WFP: Gaza Kini Sangat Membutuhkan Bantuan Pangan Skala Besar

2 hours ago 2
Anak-anak Palestina antre untuk mendapatkan makanan di Rafah, Jalur Gaza.Anak-anak Palestina antre untuk mendapatkan makanan di Rafah, Jalur Gaza.

REPUBLIKA NETWORK, SEKITARKALTIM – Program Pangan Dunia (WFP) memperingatkan pada hari Selasa bahwa Jalur Gaza kini sangat membutuhkan bantuan pangan skala besar, di tengah bencana kemanusiaan yang sedang berlangsung.

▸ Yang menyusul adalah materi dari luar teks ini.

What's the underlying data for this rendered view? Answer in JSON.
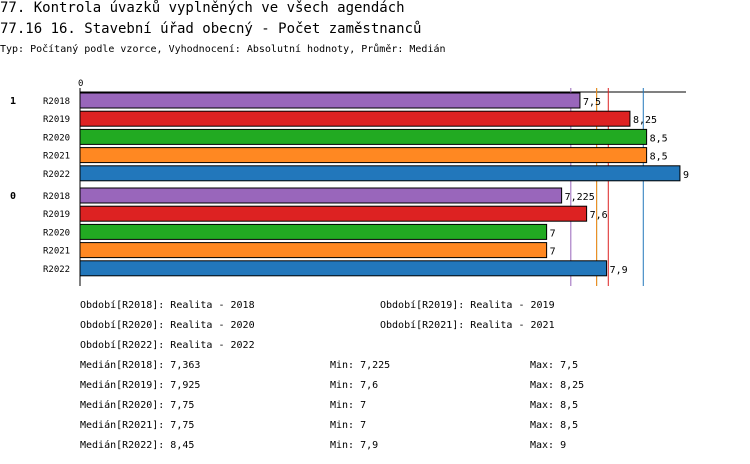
{
  "header": {
    "title": "77. Kontrola úvazků vyplněných ve všech agendách",
    "subtitle": "77.16 16. Stavební úřad obecný - Počet zaměstnanců",
    "info": "Typ: Počítaný podle vzorce, Vyhodnocení: Absolutní hodnoty, Průměr: Medián"
  },
  "chart_data": {
    "type": "bar",
    "orientation": "horizontal",
    "axis_zero_label": "0",
    "groups": [
      {
        "label": "1",
        "series": [
          {
            "name": "R2018",
            "value": 7.5,
            "label": "7,5"
          },
          {
            "name": "R2019",
            "value": 8.25,
            "label": "8,25"
          },
          {
            "name": "R2020",
            "value": 8.5,
            "label": "8,5"
          },
          {
            "name": "R2021",
            "value": 8.5,
            "label": "8,5"
          },
          {
            "name": "R2022",
            "value": 9,
            "label": "9"
          }
        ]
      },
      {
        "label": "0",
        "series": [
          {
            "name": "R2018",
            "value": 7.225,
            "label": "7,225"
          },
          {
            "name": "R2019",
            "value": 7.6,
            "label": "7,6"
          },
          {
            "name": "R2020",
            "value": 7,
            "label": "7"
          },
          {
            "name": "R2021",
            "value": 7,
            "label": "7"
          },
          {
            "name": "R2022",
            "value": 7.9,
            "label": "7,9"
          }
        ]
      }
    ],
    "xlim": [
      0,
      9
    ],
    "colors": {
      "R2018": "#9966bb",
      "R2019": "#dd2222",
      "R2020": "#22aa22",
      "R2021": "#ff8822",
      "R2022": "#2277bb"
    },
    "median_lines": [
      {
        "series": "R2018",
        "value": 7.363
      },
      {
        "series": "R2019",
        "value": 7.925
      },
      {
        "series": "R2020",
        "value": 7.75
      },
      {
        "series": "R2021",
        "value": 7.75
      },
      {
        "series": "R2022",
        "value": 8.45
      }
    ]
  },
  "legend": {
    "periods": [
      "Období[R2018]: Realita - 2018",
      "Období[R2019]: Realita - 2019",
      "Období[R2020]: Realita - 2020",
      "Období[R2021]: Realita - 2021",
      "Období[R2022]: Realita - 2022"
    ],
    "stats": [
      {
        "median": "Medián[R2018]: 7,363",
        "min": "Min: 7,225",
        "max": "Max: 7,5"
      },
      {
        "median": "Medián[R2019]: 7,925",
        "min": "Min: 7,6",
        "max": "Max: 8,25"
      },
      {
        "median": "Medián[R2020]: 7,75",
        "min": "Min: 7",
        "max": "Max: 8,5"
      },
      {
        "median": "Medián[R2021]: 7,75",
        "min": "Min: 7",
        "max": "Max: 8,5"
      },
      {
        "median": "Medián[R2022]: 8,45",
        "min": "Min: 7,9",
        "max": "Max: 9"
      }
    ]
  }
}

Dalam pernyataannya, WFP menekankan upaya kemanusiaan di Gaza harus terus maju, menyelamatkan nyawa, jangan sampai mundur.

Badan tersebut menekankan kebutuhan mendesak untuk segera memperluas bantuan pangan guna memastikan masyarakat tidak menghadapi kelaparan.

“Masyarakat Gaza membutuhkan bantuan pangan dalam skala besar saat ini,” demikian pernyataan WFP, dinukil Days of Palestine, Rabu. WFP juga menekankan bahwa pemulihan pasokan pangan yang teratur dan andal sangat penting untuk mencegah penderitaan lebih lanjut.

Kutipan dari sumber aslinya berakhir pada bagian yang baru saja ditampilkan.